Describe why you chose to become an NP.

I worked in public health research for a few years after finishing college. The particular focus of our research group was in racial and ethnic disparities in healthcare delivery and uptake. I had the privilege during that time of implementing programs that reduced barriers and improved access to care under many different models. And I also was able to witness first-hand interactions between patients and various members of the healthcare teams. It was clear watching the NPs involved in our work that they understood and incorporated both the science (knowledge, skills) and the art (building relationships, seeing patients as people) of medicine into their practice. 

Describe a situation in which you made a meaningful difference in the lives of one of your patients.

I inherited a patient from another care provider who had been depressed and on an SSRI for over 10 years. Despite treatment, she still scored very high on her depression screenings and felt she had very little quality of life in terms of relationships, job satisfaction, etc. She was doing “fine” but she was not thriving. I suggested we try a different medication and she felt that this would be futile because the medicine she had been on had “helped” but hadn’t “solved” the problem. After working with her over the course of months, she developed enough trust in me to allow me to try a different psychiatric medication. When she came for her follow up visit, the change was obvious. She was more engaged and joyful. She thanked me many times for not having given up on her – not feeling like “this was the best we could do.” She stated over and over again that she never knew she could feel so good and that life could be this way. We don’t always have big or dramatic wins in primary care – but investing in this patient and her outcomes meant a lot to both of us.

What do you think is the best part of being a Nurse Practitioner?
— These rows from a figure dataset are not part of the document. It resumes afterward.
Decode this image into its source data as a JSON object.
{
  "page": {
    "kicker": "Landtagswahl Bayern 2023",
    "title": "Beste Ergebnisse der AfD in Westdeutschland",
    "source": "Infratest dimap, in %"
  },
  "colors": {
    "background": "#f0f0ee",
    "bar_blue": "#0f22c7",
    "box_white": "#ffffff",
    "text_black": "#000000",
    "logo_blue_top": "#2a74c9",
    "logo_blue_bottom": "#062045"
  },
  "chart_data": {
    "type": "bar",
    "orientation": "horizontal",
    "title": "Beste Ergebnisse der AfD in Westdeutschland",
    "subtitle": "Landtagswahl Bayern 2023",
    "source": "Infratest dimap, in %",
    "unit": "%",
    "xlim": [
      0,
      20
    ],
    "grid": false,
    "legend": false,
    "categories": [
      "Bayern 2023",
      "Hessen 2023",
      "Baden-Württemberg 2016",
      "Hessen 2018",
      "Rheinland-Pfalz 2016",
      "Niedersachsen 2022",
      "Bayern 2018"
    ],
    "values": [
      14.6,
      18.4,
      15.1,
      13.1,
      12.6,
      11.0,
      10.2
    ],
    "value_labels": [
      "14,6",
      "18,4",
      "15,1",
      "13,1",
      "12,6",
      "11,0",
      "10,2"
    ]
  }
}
I value the relationships I have formed with patients over time – seeing them move on in their careers, build families, enjoy retirement and more.  I am also continually amazed at how much patients feel they can trust and confide in me.  It is a great privilege to be allowed into the lives of others in this intimate way.

Describe your greatest practice challenge in the current healthcare environment.

As an NP, I still explain and defend my role a great deal. Though most patients are familiar with our positions and our work, some still need help understanding what I do and what I can bring to the table. I have the exceptional good luck to work within a group that allows for my independent practice – I am an empaneled provider currently. But this raises challenges now and then from both internal and external forces that require me to advocate for my role and my practice. I am hoping that we will continue to remove barriers to NP practice through legislation and education.

What is the best advice you have been given or would give to a student entering the profession?

I usually tell students to be clear about what their skill sets are and make sure that they are comfortable selling those. Let employers, colleagues, and patients know what your strengths are and what you feel passionate about. The rest will come with time and experience. But don’t undersell yourself just because you’re new in the role – you have education, training and life experience no matter what stage of your career you are in!